Renal histology, and spleen, liver, lymph node and kidney PCR were evaluated in both groups.
Clinical samples
Animals were subjected to euthanasia, and renal parenchyma fragments were collected for histopathology. Spleen, liver, lymph node, and kidney samples were collected and frozen at -70ºC until DNA extraction.
Renal histology
After dehydration and diaphanization, renal fragments were infiltrated and embedded in paraffin, cut at 3 µm, placed on slides, stained with hematoxylin-eosin (HE), and examined by light microscopy.
Polymerase Chain Reaction (PCR)
DNA extraction from spleen, liver, lymph node, and kidney (cortical and medullar region) samples was performed with approximately 25 mg of tissue. The QIAamp DNA Mini Kit was used.
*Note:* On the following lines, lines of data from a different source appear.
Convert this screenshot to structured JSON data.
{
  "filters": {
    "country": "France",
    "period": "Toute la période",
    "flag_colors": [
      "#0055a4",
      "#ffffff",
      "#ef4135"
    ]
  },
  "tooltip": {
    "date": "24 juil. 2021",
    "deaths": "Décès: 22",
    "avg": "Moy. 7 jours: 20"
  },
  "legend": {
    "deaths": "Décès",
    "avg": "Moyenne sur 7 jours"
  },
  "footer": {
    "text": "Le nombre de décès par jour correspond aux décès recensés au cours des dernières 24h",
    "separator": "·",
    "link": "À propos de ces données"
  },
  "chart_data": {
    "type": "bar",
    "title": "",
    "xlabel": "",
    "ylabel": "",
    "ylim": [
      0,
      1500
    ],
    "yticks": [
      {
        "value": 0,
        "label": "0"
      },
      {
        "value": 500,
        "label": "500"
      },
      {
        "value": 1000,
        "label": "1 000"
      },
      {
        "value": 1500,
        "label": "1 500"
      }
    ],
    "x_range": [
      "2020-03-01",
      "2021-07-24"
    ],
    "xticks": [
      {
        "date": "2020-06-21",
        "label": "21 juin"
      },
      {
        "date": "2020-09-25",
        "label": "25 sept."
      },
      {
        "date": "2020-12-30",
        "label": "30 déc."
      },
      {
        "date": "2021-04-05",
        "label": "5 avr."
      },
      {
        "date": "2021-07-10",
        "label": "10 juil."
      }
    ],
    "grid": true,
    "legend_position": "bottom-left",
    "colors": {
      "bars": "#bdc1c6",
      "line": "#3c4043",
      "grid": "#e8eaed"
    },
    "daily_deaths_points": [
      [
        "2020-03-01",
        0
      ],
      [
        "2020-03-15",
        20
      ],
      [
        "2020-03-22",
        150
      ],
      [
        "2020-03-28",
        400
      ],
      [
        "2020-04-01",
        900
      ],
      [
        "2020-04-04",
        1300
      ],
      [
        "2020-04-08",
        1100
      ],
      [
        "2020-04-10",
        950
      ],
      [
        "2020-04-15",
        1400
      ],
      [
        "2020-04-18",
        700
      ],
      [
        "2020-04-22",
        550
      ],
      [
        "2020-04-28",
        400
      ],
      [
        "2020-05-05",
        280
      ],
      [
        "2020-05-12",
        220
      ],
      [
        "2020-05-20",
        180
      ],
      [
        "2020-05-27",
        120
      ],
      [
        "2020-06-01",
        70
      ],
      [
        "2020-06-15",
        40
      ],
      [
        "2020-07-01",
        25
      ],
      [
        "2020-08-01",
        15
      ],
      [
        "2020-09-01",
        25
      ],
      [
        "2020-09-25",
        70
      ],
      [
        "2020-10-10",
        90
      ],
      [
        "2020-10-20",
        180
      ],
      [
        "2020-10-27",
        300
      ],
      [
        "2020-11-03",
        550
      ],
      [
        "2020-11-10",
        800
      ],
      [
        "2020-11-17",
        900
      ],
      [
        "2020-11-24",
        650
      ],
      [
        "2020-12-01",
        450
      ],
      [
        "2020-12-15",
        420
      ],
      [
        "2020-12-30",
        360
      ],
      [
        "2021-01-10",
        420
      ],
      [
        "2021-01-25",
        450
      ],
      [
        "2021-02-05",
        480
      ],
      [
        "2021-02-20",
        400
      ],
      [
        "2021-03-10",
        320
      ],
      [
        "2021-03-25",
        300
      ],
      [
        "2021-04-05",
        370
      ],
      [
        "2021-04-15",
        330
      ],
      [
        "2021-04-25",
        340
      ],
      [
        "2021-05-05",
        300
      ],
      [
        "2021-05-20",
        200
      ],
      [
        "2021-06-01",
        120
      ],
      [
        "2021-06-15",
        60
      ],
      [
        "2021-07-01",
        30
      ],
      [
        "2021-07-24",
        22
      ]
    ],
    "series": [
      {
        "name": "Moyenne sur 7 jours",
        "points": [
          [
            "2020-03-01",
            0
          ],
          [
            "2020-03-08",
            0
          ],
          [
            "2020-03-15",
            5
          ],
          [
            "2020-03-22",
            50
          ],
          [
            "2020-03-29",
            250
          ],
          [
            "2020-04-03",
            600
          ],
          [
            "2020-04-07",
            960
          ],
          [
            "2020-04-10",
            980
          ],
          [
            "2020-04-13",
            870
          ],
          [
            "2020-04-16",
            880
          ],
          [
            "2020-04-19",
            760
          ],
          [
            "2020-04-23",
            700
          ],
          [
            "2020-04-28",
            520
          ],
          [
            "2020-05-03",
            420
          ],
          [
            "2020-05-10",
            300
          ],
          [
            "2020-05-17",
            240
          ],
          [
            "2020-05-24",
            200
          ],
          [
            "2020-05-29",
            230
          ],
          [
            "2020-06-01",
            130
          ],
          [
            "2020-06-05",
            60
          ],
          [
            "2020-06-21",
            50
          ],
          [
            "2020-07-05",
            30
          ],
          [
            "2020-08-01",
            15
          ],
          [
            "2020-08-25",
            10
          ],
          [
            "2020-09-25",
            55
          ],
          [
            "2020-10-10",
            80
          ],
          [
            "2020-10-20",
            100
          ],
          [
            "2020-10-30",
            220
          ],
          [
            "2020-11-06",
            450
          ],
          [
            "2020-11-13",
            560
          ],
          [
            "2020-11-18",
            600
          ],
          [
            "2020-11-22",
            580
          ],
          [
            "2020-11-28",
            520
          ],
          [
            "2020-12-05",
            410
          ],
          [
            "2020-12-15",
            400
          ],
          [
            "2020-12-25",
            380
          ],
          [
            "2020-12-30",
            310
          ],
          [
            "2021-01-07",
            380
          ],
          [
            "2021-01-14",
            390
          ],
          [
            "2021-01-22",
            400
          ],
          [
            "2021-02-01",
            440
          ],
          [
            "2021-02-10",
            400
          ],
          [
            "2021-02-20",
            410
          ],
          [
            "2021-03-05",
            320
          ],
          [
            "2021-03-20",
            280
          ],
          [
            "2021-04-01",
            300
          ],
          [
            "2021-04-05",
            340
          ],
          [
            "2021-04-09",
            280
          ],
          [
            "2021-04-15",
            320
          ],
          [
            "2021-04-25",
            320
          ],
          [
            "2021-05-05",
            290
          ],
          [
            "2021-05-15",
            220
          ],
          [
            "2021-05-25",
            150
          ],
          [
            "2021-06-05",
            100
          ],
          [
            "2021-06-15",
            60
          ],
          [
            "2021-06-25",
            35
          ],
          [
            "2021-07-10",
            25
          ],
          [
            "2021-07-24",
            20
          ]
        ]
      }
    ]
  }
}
Amplification was performed using an automatic thermocycler (Applied Biosystems 9700), with each tube containing 25 µl Taq PCR Master Mix Kit, 0.25 µl each of 5`-(G/C)(G/C)(C/G)CC(A/C)CTAT(A/T)TTACACCCAACCCC-3` and 5`-GGGGAGGGGCGTTCTGCGAA-3` primers (Ultrachem), and 3 µl of DNA from spleen, liver, lymph node, and kidney fragment samples.
Each assay contained a negative control, in which no DNA was added to the reaction mixture, and a positive control, in which parasite DNA (obtained from Leishmania donovani culture) was included as a template in the PCR.
The mixture was incubated at 94ºC for 3 min and 30 s; followed by 35 cycles of 30 s at 93ºC, 1 min at 60ºC, 1 min at 72ºC. At the end of the PCR cycles, all tubes were incubated for 10 min at 72ºC and then at 4ºC.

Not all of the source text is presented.